— Barry Ritholz writes about Newsweek’s plans to become more like The Economist. He points out the tension inherent in the shift:
…what’s unique about the Economist is that it speaks with one editorial voice. There are no bylines at the Economist…Newsweek, on the other hand, is [a] magazine that can barely contain its internal tensions…So the issue with Newsweek’s new strategy isn’t whether the magazine is becoming more like the Economist but whether the cacaphony of strong wills and strong opinions won’t make it more like the old opinion magazines — The New Republic and National Review — or to be more up-to-date with the comparison, more like the Huffington Post.
— Lots of buzz about the Detroit papers’ possible restructuring.

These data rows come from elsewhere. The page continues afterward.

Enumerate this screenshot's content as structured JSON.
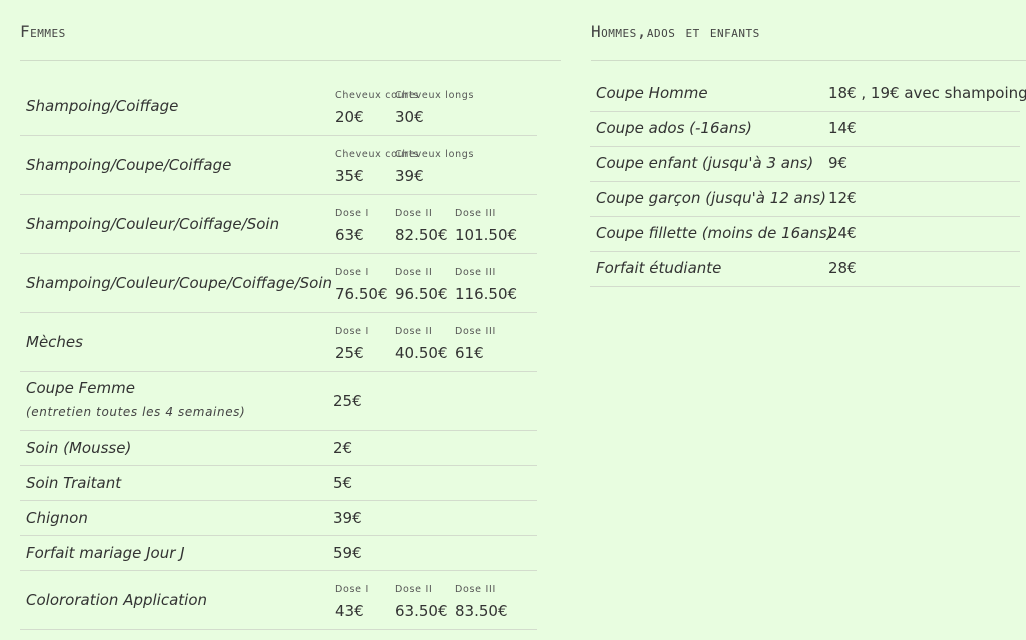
{
  "femmes": {
    "title": "Femmes",
    "rows": [
      {
        "label": "Shampoing/Coiffage",
        "cells": [
          {
            "caption": "Cheveux courts",
            "price": "20€"
          },
          {
            "caption": "Cheveux longs",
            "price": "30€"
          }
        ]
      },
      {
        "label": "Shampoing/Coupe/Coiffage",
        "cells": [
          {
            "caption": "Cheveux courts",
            "price": "35€"
          },
          {
            "caption": "Cheveux longs",
            "price": "39€"
          }
        ]
      },
      {
        "label": "Shampoing/Couleur/Coiffage/Soin",
        "cells": [
          {
            "caption": "Dose I",
            "price": "63€"
          },
          {
            "caption": "Dose II",
            "price": "82.50€"
          },
          {
            "caption": "Dose III",
            "price": "101.50€"
          }
        ]
      },
      {
        "label": "Shampoing/Couleur/Coupe/Coiffage/Soin",
        "cells": [
          {
            "caption": "Dose I",
            "price": "76.50€"
          },
          {
            "caption": "Dose II",
            "price": "96.50€"
          },
          {
            "caption": "Dose III",
            "price": "116.50€"
          }
        ]
      },
      {
        "label": "Mèches",
        "cells": [
          {
            "caption": "Dose I",
            "price": "25€"
          },
          {
            "caption": "Dose II",
            "price": "40.50€"
          },
          {
            "caption": "Dose III",
            "price": "61€"
          }
        ]
      },
      {
        "label": "Coupe Femme",
        "sublabel": "(entretien toutes les 4 semaines)",
        "price": "25€"
      },
      {
        "label": "Soin (Mousse)",
        "price": "2€"
      },
      {
        "label": "Soin Traitant",
        "price": "5€"
      },
      {
        "label": "Chignon",
        "price": "39€"
      },
      {
        "label": "Forfait mariage Jour J",
        "price": "59€"
      },
      {
        "label": "Colororation Application",
        "cells": [
          {
            "caption": "Dose I",
            "price": "43€"
          },
          {
            "caption": "Dose II",
            "price": "63.50€"
          },
          {
            "caption": "Dose III",
            "price": "83.50€"
          }
        ]
      }
    ]
  },
  "hommes": {
    "title": "Hommes,ados et enfants",
    "rows": [
      {
        "label": "Coupe Homme",
        "price": "18€ , 19€ avec shampoing"
      },
      {
        "label": "Coupe ados (-16ans)",
        "price": "14€"
      },
      {
        "label": "Coupe enfant (jusqu'à 3 ans)",
        "price": "9€"
      },
      {
        "label": "Coupe garçon (jusqu'à 12 ans)",
        "price": "12€"
      },
      {
        "label": "Coupe fillette (moins de 16ans)",
        "price": "24€"
      },
      {
        "label": "Forfait étudiante",
        "price": "28€"
      }
    ]
  }
}
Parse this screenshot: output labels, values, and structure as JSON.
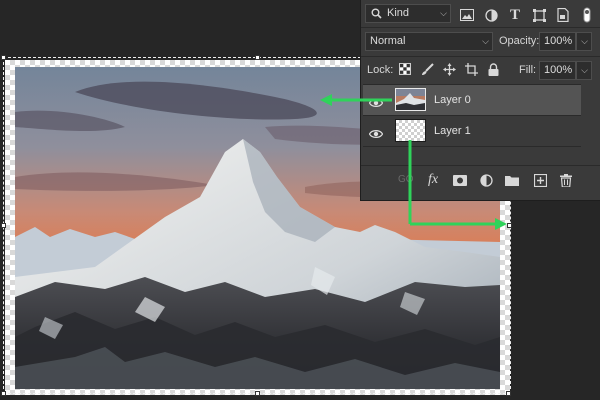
{
  "app": "Photoshop",
  "panel": {
    "filter": {
      "label": "Kind",
      "icon": "search-icon"
    },
    "filter_icons": [
      "image-filter-icon",
      "adjustment-filter-icon",
      "type-filter-icon",
      "shape-filter-icon",
      "smart-object-filter-icon",
      "filter-toggle-icon"
    ],
    "blend_mode": "Normal",
    "opacity": {
      "label": "Opacity:",
      "value": "100%"
    },
    "lock": {
      "label": "Lock:",
      "icons": [
        "lock-transparent-icon",
        "lock-image-icon",
        "lock-position-icon",
        "lock-artboard-icon",
        "lock-all-icon"
      ]
    },
    "fill": {
      "label": "Fill:",
      "value": "100%"
    },
    "layers": [
      {
        "name": "Layer 0",
        "visible": true,
        "selected": true,
        "thumbnail": "mountain-photo"
      },
      {
        "name": "Layer 1",
        "visible": true,
        "selected": false,
        "thumbnail": "transparent"
      }
    ],
    "footer_icons": [
      "link-layers-icon",
      "fx-icon",
      "mask-icon",
      "adjustment-layer-icon",
      "group-folder-icon",
      "new-layer-icon",
      "trash-icon"
    ],
    "footer_fx": "fx",
    "footer_link_label": "GO"
  },
  "colors": {
    "annotation_arrow": "#2fd35a",
    "panel_bg": "#3a3a3a",
    "selected_layer": "#545454",
    "workspace": "#262626"
  }
}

I wonder about the rumors that suggest one of the papers might abandon home delivery on some days but still distribute to single-copy boxes. Seems to me that if you abandon home delivery, you might as well abandon single-copy — since the whole point of retrenching is to save costs on printing and distribution. If you’re still running the presses and still running trucks out to boxes, it seems the savings are less. And Detroit doesn’t strike me a particularly good market for single-copy. Still, I’ll be glad to see someone try something a little different at this point, although it’ll probably mean more pain for good journalists at the papers. (Congrats to my former Toledo Blade colleagues Jack Lessenberry and Sandi Svoboda for being first with the rumor.)
— I think Jennifer Saba is right here, that consolidation of newspaper companies won’t, in general, lead to significant savings.